Native Ads: Platzieren Sie Ihre Botschaft beim Kunden

Mit Native Advertsing versuchen Online-Marketer AdBlocker zu umgehen. Lesen Sie, was sich hinter Native Advertising verbirgt und welche Vorteile Native Ads haben.

Es gibt viele Alternativen zur Banner-Werbung und Unterbrechern

Online-Werbung scheitert häufig am Einsatz von sogenannten AdBlockern. Nutzer fühlen sich durch blinkende Werbebanner und Pop-Ups gestört und unterbinden diese Form der Werbung mit AdBlockern. Neben der Rückkehr zu anderen Werbeformen wie Direktverteilung, Beilagen in den Tageszeitungen oder Briefsendungen weichen Online-Marketer deshalb zunehmend auf sogenanntes Native Advertising aus, um ihre Werbebotschaft zum Kunden zu bringen.
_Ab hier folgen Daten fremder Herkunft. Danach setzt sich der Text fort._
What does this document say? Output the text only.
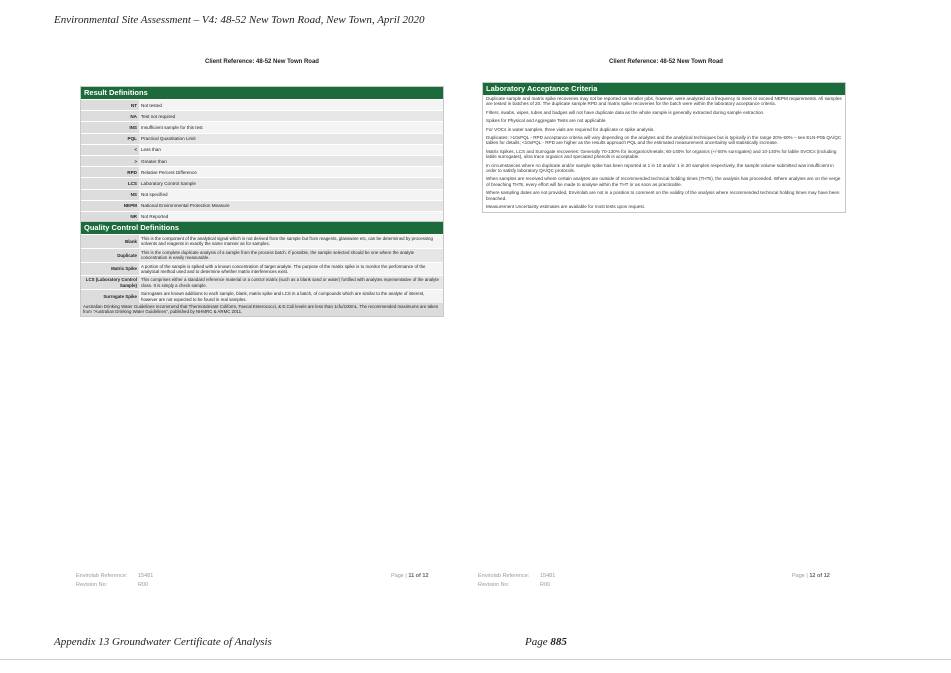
Environmental Site Assessment – V4: 48-52 New Town Road, New Town, April 2020
Client Reference: 48-52 New Town Road
Result Definitions
NT	Not tested
NA	Test not required
INS	Insufficient sample for this test
PQL	Practical Quantitation Limit
<	Less than
>	Greater than
RPD	Relative Percent Difference
LCS	Laboratory Control Sample
NS	Not specified
NEPM	National Environmental Protection Measure
NR	Not Reported
Quality Control Definitions
Blank	This is the component of the analytical signal which is not derived from the sample but from reagents, glassware etc, can be determined by processing solvents and reagents in exactly the same manner as for samples.
Duplicate	This is the complete duplicate analysis of a sample from the process batch. If possible, the sample selected should be one where the analyte concentration is easily measurable.
Matrix Spike	A portion of the sample is spiked with a known concentration of target analyte. The purpose of the matrix spike is to monitor the performance of the analytical method used and to determine whether matrix interferences exist.
LCS (Laboratory Control Sample)	This comprises either a standard reference material or a control matrix (such as a blank sand or water) fortified with analytes representative of the analyte class. It is simply a check sample.
Surrogate Spike	Surrogates are known additions to each sample, blank, matrix spike and LCS in a batch, of compounds which are similar to the analyte of interest, however are not expected to be found in real samples.
Australian Drinking Water Guidelines recommend that Thermotolerant Coliform, Faecal Enterococci, & E.Coli levels are less than 1cfu/100mL. The recommended maximums are taken from "Australian Drinking Water Guidelines", published by NHMRC & ARMC 2011.
Envirolab Reference: 15481
Revision No:	R00
Page | 11 of 12
Client Reference: 48-52 New Town Road
Laboratory Acceptance Criteria
Duplicate sample and matrix spike recoveries may not be reported on smaller jobs, however, were analysed at a frequency to meet or exceed NEPM requirements. All samples are tested in batches of 20. The duplicate sample RPD and matrix spike recoveries for the batch were within the laboratory acceptance criteria.
Filters, swabs, wipes, tubes and badges will not have duplicate data as the whole sample is generally extracted during sample extraction.
Spikes for Physical and Aggregate Tests are not applicable.
For VOCs in water samples, three vials are required for duplicate or spike analysis.
Duplicates: >10xPQL - RPD acceptance criteria will vary depending on the analytes and the analytical techniques but is typically in the range 20%-50% – see ELN-P05 QA/QC tables for details; <10xPQL - RPD are higher as the results approach PQL and the estimated measurement uncertainty will statistically increase.
Matrix Spikes, LCS and Surrogate recoveries: Generally 70-130% for inorganics/metals; 60-140% for organics (+/-50% surrogates) and 10-140% for labile SVOCs (including labile surrogates), ultra trace organics and speciated phenols is acceptable.
In circumstances where no duplicate and/or sample spike has been reported at 1 in 10 and/or 1 in 20 samples respectively, the sample volume submitted was insufficient in order to satisfy laboratory QA/QC protocols.
When samples are received where certain analytes are outside of recommended technical holding times (THTs), the analysis has proceeded. Where analytes are on the verge of breaching THTs, every effort will be made to analyse within the THT or as soon as practicable.
Where sampling dates are not provided, Envirolab are not in a position to comment on the validity of the analysis where recommended technical holding times may have been breached.
Measurement Uncertainty estimates are available for most tests upon request.
Envirolab Reference: 15481
Revision No:	R00
Page | 12 of 12
Appendix 13 Groundwater Certificate of Analysis	Page 885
Native Ads passen sich ins Umfeld ein

Native Advertising setzt auf die Qualität von Werbebotschaften. Der Inhalt wird an sein redaktionelles Umfeld angepasst aber durch einen Hinweis als Werbung gekennzeichnet. Wie ein solches Native Ad aussehen kann hängt zuallererst von der Online-Plattform ab, auf der es eingesetzt wird. Auf Social Media Kanälen beispielsweise muss sich das Ad an den Gepflogenheiten und Inhalten ausrichten, die dort kommuniziert werden. Auf dem Online-Portal einer Tageszeitung, einem Blog oder in einem Newsletter kann es sich beispielsweise um Informationen zu einer Frage handeln, die mit dem von Ihnen angebotenen Produkt oder Service in Verbindung steht. So positionieren Sie sich zudem als Fachmann der Branche.

Setzen Sie auf Inhalte

Native Ads dürfen nicht zu werblich ausfallen. Der Informationsgehalt und die Seriosität der wiedergegeben Inhalte müssen im Vordergrund stehen. Andernfalls wird die Information als andere Form der aufdringlichen Werbung wahrgenommen und abgelehnt. Es bleibt beim Nutzer der negative Eindruck zurück dass er hintergangen werden soll. Seriös erstellte Native Ads werden zwar auch als Werbung erkannt, aber auch wenn die Grenzen zwischen redaktionellen und werblichen Inhalten verschwimmen, werden sie vom Nutzer wegen ihres Informationsgehaltes akzeptiert.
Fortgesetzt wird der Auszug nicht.